# Introduction

In this notebook, we will perform clustering on a dataset of alien-colonized planets using the KMeans algorithm. The goal is to identify patterns and group similar planets together based on their features.

### Importing Libraries

In [None]:
import pandas as pd
from sklearn.preprocessing import StandardScaler, OneHotEncoder
from sklearn.cluster import KMeans
from sklearn.pipeline import Pipeline
from sklearn.compose import ColumnTransformer
from sklearn.decomposition import PCA
import matplotlib.pyplot as plt

We start by importing essential libraries such as pandas for data handling, scikit-learn for machine learning tasks, and matplotlib for plotting.

### Loading the Dataset

In [None]:
data = pd.read_csv("alien_galaxy.csv")
data.head()

We load the dataset and display the first few rows to understand the structure and contents of the data.

### Data Preprocessing

In [None]:
# Define a threshold to drop columns with more than 40% missing values
threshold = 0.4 * len(data)
data = data.dropna(thresh=threshold, axis=1)

# Fill missing numerical values with the median of each column
for col in data.select_dtypes(include=['float64', 'int64']).columns:
    data[col].fillna(data[col].median(), inplace=True)

# Fill missing categorical values with the mode of each column
for col in data.select_dtypes(include=['object']).columns:
    data[col].fillna(data[col].mode()[0], inplace=True)


We handle missing values to ensure the dataset is suitable for modeling.
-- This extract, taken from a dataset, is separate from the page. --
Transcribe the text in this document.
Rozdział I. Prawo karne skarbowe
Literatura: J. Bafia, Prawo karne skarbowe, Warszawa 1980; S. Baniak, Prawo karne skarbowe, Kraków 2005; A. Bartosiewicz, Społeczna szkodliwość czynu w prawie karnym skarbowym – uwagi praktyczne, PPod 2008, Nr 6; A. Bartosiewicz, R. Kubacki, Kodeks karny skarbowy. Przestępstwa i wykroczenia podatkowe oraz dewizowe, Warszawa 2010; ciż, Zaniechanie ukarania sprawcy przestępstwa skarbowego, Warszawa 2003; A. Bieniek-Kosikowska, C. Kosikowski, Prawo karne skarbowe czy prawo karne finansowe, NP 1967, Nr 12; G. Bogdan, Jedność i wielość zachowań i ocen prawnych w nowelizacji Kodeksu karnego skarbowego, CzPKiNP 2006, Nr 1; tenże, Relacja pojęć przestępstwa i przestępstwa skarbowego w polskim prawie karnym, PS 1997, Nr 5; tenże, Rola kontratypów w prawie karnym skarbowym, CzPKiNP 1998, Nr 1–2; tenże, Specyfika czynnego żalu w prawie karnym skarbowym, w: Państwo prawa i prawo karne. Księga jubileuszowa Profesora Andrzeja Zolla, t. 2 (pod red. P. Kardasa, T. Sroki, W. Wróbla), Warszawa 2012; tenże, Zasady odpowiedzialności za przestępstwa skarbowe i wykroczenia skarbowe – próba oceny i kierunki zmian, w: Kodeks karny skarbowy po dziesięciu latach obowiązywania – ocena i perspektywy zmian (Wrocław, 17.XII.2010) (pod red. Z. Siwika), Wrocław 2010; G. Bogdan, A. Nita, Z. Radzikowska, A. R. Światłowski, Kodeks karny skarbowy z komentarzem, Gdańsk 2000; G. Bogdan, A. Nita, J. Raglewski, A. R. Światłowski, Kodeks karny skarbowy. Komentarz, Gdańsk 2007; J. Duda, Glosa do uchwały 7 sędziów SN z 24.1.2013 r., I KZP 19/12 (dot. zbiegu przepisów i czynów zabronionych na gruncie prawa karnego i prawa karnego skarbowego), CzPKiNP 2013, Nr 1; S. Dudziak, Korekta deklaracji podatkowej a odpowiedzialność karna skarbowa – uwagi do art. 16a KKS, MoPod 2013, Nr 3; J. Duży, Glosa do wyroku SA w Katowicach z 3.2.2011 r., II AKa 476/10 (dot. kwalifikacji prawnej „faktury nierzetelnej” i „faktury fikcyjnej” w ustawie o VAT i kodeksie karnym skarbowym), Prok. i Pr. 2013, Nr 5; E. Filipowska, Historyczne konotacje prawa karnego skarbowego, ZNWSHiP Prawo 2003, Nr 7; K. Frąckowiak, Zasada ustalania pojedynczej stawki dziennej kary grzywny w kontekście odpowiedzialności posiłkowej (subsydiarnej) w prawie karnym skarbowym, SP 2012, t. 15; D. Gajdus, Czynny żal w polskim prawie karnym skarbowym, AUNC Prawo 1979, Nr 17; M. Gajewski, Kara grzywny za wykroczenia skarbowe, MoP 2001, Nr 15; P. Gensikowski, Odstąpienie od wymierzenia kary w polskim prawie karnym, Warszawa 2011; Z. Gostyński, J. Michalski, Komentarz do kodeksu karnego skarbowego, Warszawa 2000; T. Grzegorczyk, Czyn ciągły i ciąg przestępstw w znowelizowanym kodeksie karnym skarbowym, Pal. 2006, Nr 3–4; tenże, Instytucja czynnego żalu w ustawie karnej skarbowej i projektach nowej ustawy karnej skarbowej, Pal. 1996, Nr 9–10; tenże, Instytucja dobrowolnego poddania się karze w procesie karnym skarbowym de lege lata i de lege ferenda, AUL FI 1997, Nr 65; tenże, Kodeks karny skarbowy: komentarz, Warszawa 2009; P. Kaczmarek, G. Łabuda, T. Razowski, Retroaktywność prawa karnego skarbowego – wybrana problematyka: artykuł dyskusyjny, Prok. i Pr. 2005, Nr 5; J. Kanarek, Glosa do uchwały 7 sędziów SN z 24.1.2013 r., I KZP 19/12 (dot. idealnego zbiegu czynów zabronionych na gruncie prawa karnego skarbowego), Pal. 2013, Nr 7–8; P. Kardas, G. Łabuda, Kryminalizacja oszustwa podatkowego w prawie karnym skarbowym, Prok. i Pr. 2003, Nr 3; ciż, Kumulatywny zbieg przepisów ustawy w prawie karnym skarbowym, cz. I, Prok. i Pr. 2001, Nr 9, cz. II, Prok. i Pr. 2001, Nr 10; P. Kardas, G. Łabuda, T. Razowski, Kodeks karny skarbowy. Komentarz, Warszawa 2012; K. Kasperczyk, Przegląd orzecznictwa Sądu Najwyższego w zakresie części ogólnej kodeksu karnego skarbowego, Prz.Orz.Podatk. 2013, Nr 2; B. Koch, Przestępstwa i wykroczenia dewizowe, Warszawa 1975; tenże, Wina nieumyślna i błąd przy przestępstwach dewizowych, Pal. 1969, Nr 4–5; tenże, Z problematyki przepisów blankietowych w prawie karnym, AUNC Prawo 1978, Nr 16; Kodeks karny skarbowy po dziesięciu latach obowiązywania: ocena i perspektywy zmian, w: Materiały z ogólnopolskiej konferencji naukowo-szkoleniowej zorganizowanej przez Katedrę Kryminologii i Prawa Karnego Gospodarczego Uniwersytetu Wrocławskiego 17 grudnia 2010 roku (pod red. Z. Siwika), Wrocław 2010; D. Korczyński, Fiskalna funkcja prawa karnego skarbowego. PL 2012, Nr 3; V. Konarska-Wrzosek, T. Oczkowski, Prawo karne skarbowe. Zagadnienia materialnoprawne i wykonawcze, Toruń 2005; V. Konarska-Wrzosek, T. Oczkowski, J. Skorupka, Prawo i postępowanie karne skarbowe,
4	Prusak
Numerical columns are filled with the median to reduce the effect of outliers, while categorical columns are filled with the mode.

### Feature Engineering

In [None]:
# Convert 'Discovery_Date' to datetime and extract the year
data['Discovery_Date'] = pd.to_datetime(data['Discovery_Date'], errors='coerce')
data['Discovery_Year'] = data['Discovery_Date'].dt.year

# Drop the original 'Discovery_Date' column
data.drop(columns=['Discovery_Date'], inplace=True)

By extracting the discovery year, we create a new feature that might be relevant for clustering.
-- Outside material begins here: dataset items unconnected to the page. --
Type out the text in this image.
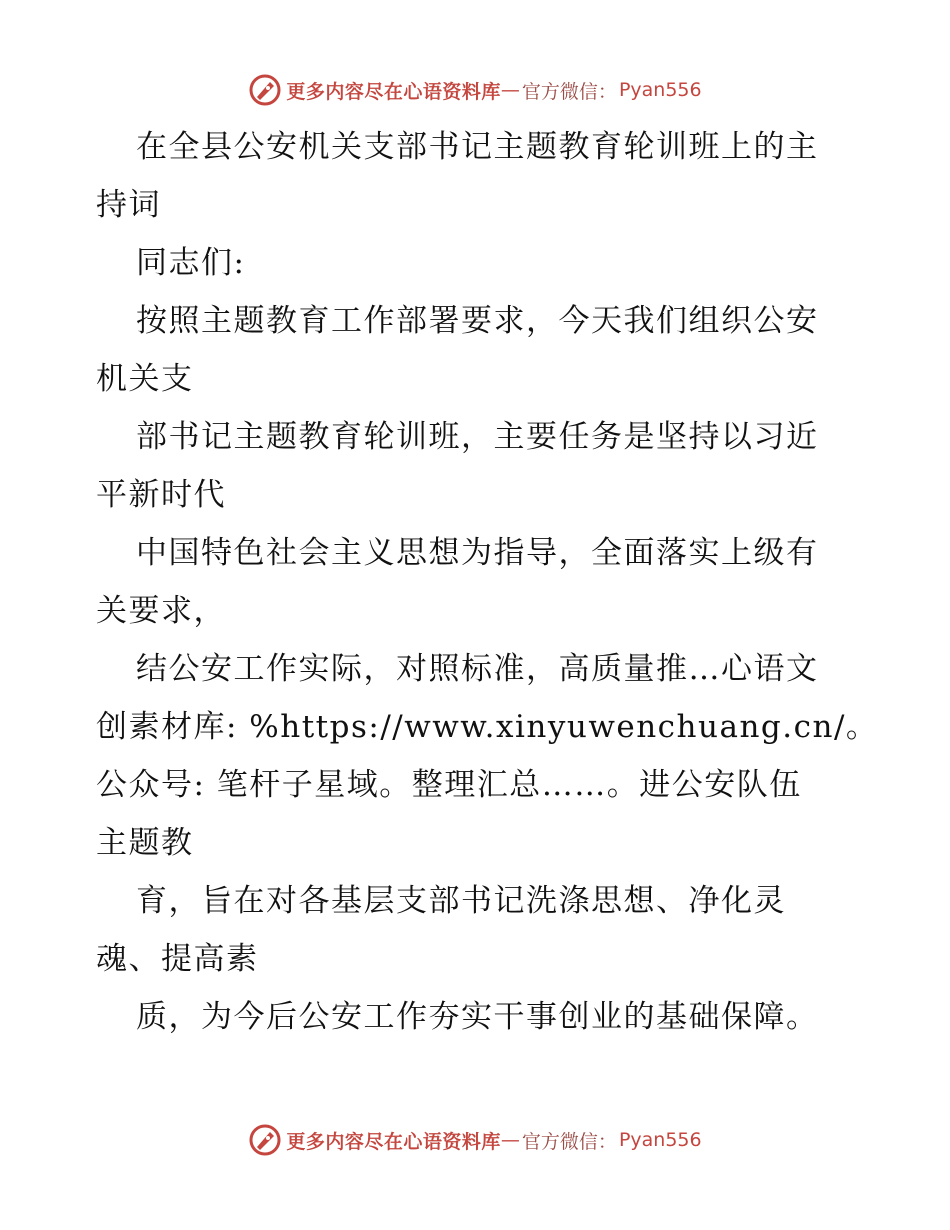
更多内容尽在心语资料库 — 官方微信： Pyan556
在全县公安机关支部书记主题教育轮训班上的主
持词
同志们:
按照主题教育工作部署要求，今天我们组织公安
机关支
部书记主题教育轮训班，主要任务是坚持以习近
平新时代
中国特色社会主义思想为指导，全面落实上级有
关要求，
结公安工作实际，对照标准，高质量推…心语文
创素材库: %https://www.xinyuwenchuang.cn/。
公众号: 笔杆子星域。整理汇总……。进公安队伍
主题教
育，旨在对各基层支部书记洗涤思想、净化灵
魂、提高素
质，为今后公安工作夯实干事创业的基础保障。
更多内容尽在心语资料库 — 官方微信： Pyan556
### Separating Feature Types

In [None]:
# Identify numerical and categorical columns
numerical_features = data.select_dtypes(include=['float64', 'int64']).columns.tolist()
categorical_features = data.select_dtypes(include=['object']).columns.tolist()

We separate the features to apply appropriate preprocessing steps to each type.
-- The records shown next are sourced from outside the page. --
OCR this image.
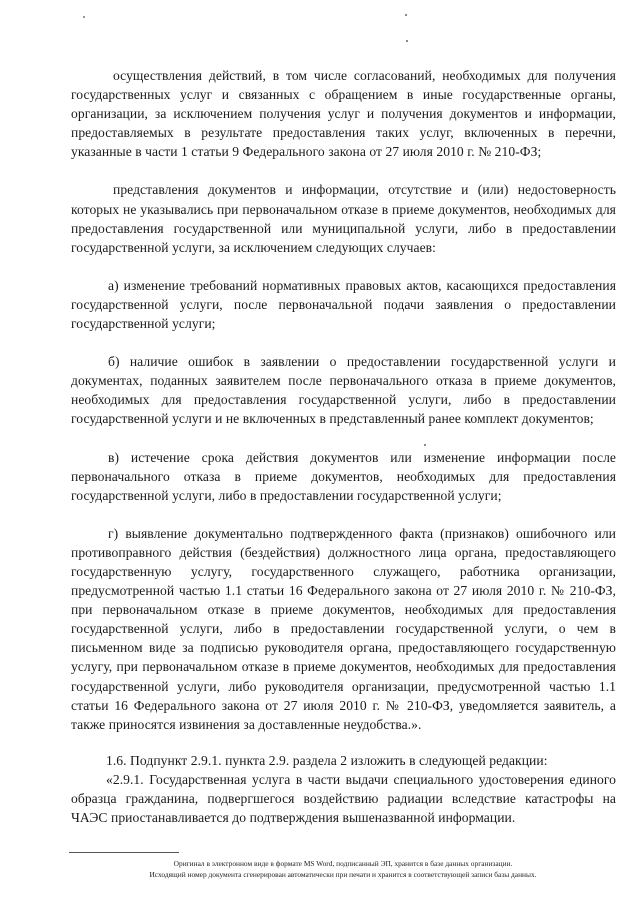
осуществления действий, в том числе согласований, необходимых для получения государственных услуг и связанных с обращением в иные государственные органы, организации, за исключением получения услуг и получения документов и информации, предоставляемых в результате предоставления таких услуг, включенных в перечни, указанные в части 1 статьи 9 Федерального закона от 27 июля 2010 г. № 210-ФЗ;

представления документов и информации, отсутствие и (или) недостоверность которых не указывались при первоначальном отказе в приеме документов, необходимых для предоставления государственной или муниципальной услуги, либо в предоставлении государственной услуги, за исключением следующих случаев:

а) изменение требований нормативных правовых актов, касающихся предоставления государственной услуги, после первоначальной подачи заявления о предоставлении государственной услуги;

б) наличие ошибок в заявлении о предоставлении государственной услуги и документах, поданных заявителем после первоначального отказа в приеме документов, необходимых для предоставления государственной услуги, либо в предоставлении государственной услуги и не включенных в представленный ранее комплект документов;

в) истечение срока действия документов или изменение информации после первоначального отказа в приеме документов, необходимых для предоставления государственной услуги, либо в предоставлении государственной услуги;

г) выявление документально подтвержденного факта (признаков) ошибочного или противоправного действия (бездействия) должностного лица органа, предоставляющего государственную услугу, государственного служащего, работника организации, предусмотренной частью 1.1 статьи 16 Федерального закона от 27 июля 2010 г. № 210-ФЗ, при первоначальном отказе в приеме документов, необходимых для предоставления государственной услуги, либо в предоставлении государственной услуги, о чем в письменном виде за подписью руководителя органа, предоставляющего государственную услугу, при первоначальном отказе в приеме документов, необходимых для предоставления государственной услуги, либо руководителя организации, предусмотренной частью 1.1 статьи 16 Федерального закона от 27 июля 2010 г. № 210-ФЗ, уведомляется заявитель, а также приносятся извинения за доставленные неудобства.».

1.6. Подпункт 2.9.1. пункта 2.9. раздела 2 изложить в следующей редакции:

«2.9.1. Государственная услуга в части выдачи специального удостоверения единого образца гражданина, подвергшегося воздействию радиации вследствие катастрофы на ЧАЭС приостанавливается до подтверждения вышеназванной информации.

Оригинал в электронном виде в формате MS Word, подписанный ЭП, хранится в базе данных организации.
Исходящий номер документа сгенерирован автоматически при печати и хранится в соответствующей записи базы данных.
### Creating Preprocessing Pipelines

In [None]:
# Define the preprocessing for numerical and categorical data
preprocessor = ColumnTransformer(
    transformers=[
        ('num', StandardScaler(), numerical_features),
        ('cat', OneHotEncoder(handle_unknown='ignore'), categorical_features)
    ]
)

We standardize numerical features and one-hot encode categorical features to prepare the data for clustering.

### Clustering with KMeans

In [None]:
# Create a pipeline that includes preprocessing and KMeans clustering
kmeans_pipeline = Pipeline(steps=[
    ('preprocessor', preprocessor),
    ('kmeans', KMeans(n_clusters=5, random_state=42))
])

# Fit the model and predict cluster labels
data['Cluster'] = kmeans_pipeline.fit_predict(data)


We apply KMeans clustering to the preprocessed data and assign cluster labels to each planet.

### Dimensionality Reduction with PCA

In [None]:
# Apply PCA to reduce data to 2 dimensions for visualization
pca = PCA(n_components=2)
data_pca = pca.fit_transform(preprocessor.fit_transform(data))

# Add PCA components to the dataset
data['PCA1'] = data_pca[:, 0]
data['PCA2'] = data_pca[:, 1]

We reduce the dimensionality of the data to visualize the clusters in a 2D plot.

### Visualization

In [None]:
# Set up the plot
plt.figure(figsize=(10, 7))
colors = ['red', 'blue', 'green', 'purple', 'orange']

# Plot each cluster
for cluster in data['Cluster'].unique():
    cluster_data = data[data['Cluster'] == cluster]
    plt.scatter(cluster_data['PCA1'], cluster_data['PCA2'],
                color=colors[cluster], label=f'Cluster {cluster}', alpha=0.6)

# Add titles and labels
plt.title("Clustering of Alien-Colonized Planets")
plt.xlabel("PCA Component 1")
plt.ylabel("PCA Component 2")
plt.legend(title='Cluster')
plt.grid(True)

# Save the figure to the images folder
plt.savefig('images/cluster_visualization.png')

# Display the plot
plt.show()

## Conclusion

The clustering results suggest that there are distinct groups of alien-colonized planets, which may warrant further investigation to understand the underlying factors contributing to these groupings.